とはいえ、パブリッククラウドのセキュリティは責任共有モデルに従っていることに注意することが重要です。パブリッククラウドプロバイダーは、クラウドのセキュリティに責任を負います。クラウドで提供されるすべてのサービスを実行するインフラストラクチャを保護します。同時に、お客様はクラウド内でのセキュリティに対する責任を担います。お客様の責任は、お客様が選択したパブリッククラウドサービスによって決まります。選択したサービスによって、データセキュリティ対策の一環としてお客様が実行する構成作業の量が決まります。クラウドコンピューティングサービスの中には、制御とカスタマイズ性が向上する一方で、顧客のセキュリティ責任も増大するものがあります。

AWS はパブリッククラウドの要件をどのようにサポートできますか?

Amazon Web Services (AWS) は、世界中のデータセンターから 200 を超えるフル機能のサービスを提供しています。急成長しているスタートアップ、大手企業、主要な政府機関など、何百万ものお客様が AWS を使用してコストを削減し、俊敏性を高め、イノベーションを加速させています。当社データセンターを人為的および自然の危険から保護するために、絶えず設計とシステムの革新を続けています。

例えば、AWS をパブリッククラウドプロバイダーとして使用すると、次のようなメリットが得られます。

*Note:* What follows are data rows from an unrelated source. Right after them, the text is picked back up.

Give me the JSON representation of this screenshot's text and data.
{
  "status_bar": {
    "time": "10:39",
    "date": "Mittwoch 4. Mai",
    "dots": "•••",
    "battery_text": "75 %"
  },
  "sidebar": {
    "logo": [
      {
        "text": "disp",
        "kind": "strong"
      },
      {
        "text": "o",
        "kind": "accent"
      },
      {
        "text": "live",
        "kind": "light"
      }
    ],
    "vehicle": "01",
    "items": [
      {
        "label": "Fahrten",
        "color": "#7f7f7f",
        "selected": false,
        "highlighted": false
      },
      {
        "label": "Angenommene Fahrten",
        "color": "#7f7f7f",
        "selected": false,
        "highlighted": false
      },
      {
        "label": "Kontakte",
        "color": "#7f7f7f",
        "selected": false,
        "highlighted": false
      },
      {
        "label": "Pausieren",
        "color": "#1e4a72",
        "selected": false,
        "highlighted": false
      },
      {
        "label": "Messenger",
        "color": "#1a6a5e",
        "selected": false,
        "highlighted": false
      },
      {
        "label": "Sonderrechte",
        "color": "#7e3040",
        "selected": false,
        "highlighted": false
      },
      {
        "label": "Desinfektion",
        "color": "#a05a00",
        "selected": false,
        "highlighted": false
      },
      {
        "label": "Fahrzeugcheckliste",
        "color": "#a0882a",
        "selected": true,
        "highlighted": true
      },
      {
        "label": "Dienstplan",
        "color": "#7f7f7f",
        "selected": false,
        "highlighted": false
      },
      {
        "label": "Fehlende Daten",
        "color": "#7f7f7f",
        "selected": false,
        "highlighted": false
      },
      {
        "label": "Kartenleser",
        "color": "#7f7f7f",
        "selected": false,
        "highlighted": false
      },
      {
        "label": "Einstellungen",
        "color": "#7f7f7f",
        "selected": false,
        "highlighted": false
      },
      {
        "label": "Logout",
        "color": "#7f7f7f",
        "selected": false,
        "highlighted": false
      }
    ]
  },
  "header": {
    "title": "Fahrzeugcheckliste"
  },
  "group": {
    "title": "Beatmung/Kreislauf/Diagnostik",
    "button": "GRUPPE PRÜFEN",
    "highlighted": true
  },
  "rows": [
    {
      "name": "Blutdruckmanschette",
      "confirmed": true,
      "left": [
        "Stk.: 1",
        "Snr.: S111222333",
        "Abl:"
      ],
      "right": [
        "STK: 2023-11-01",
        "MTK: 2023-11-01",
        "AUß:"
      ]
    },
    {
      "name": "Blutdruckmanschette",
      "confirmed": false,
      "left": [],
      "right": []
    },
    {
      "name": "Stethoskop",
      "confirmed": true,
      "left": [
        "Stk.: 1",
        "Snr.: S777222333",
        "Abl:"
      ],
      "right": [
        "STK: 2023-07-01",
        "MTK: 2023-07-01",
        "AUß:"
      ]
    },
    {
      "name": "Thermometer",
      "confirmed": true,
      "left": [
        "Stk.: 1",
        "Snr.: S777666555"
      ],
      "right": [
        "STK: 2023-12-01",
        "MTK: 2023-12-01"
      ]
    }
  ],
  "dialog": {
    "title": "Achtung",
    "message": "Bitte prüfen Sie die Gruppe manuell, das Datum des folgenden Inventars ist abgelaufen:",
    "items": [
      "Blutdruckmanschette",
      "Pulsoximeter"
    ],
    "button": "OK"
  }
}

  • 他のどのクラウドプロバイダーよりも豊富なサービスと、それらのサービスによる多くの機能。
  • コンピューティング、ストレージ、データベース、分析、人工知能、機械学習 (AI/ML)、モノのインターネット (IoT) などのカテゴリに対するフルマネージドサービス。想像できるあらゆるものについて、アプリケーションを構築できます。
  • 軍事、グローバル銀行、その他の機密性の高い組織のセキュリティ要件を満たすように構築された、柔軟で安全なクラウドコンピューティング環境。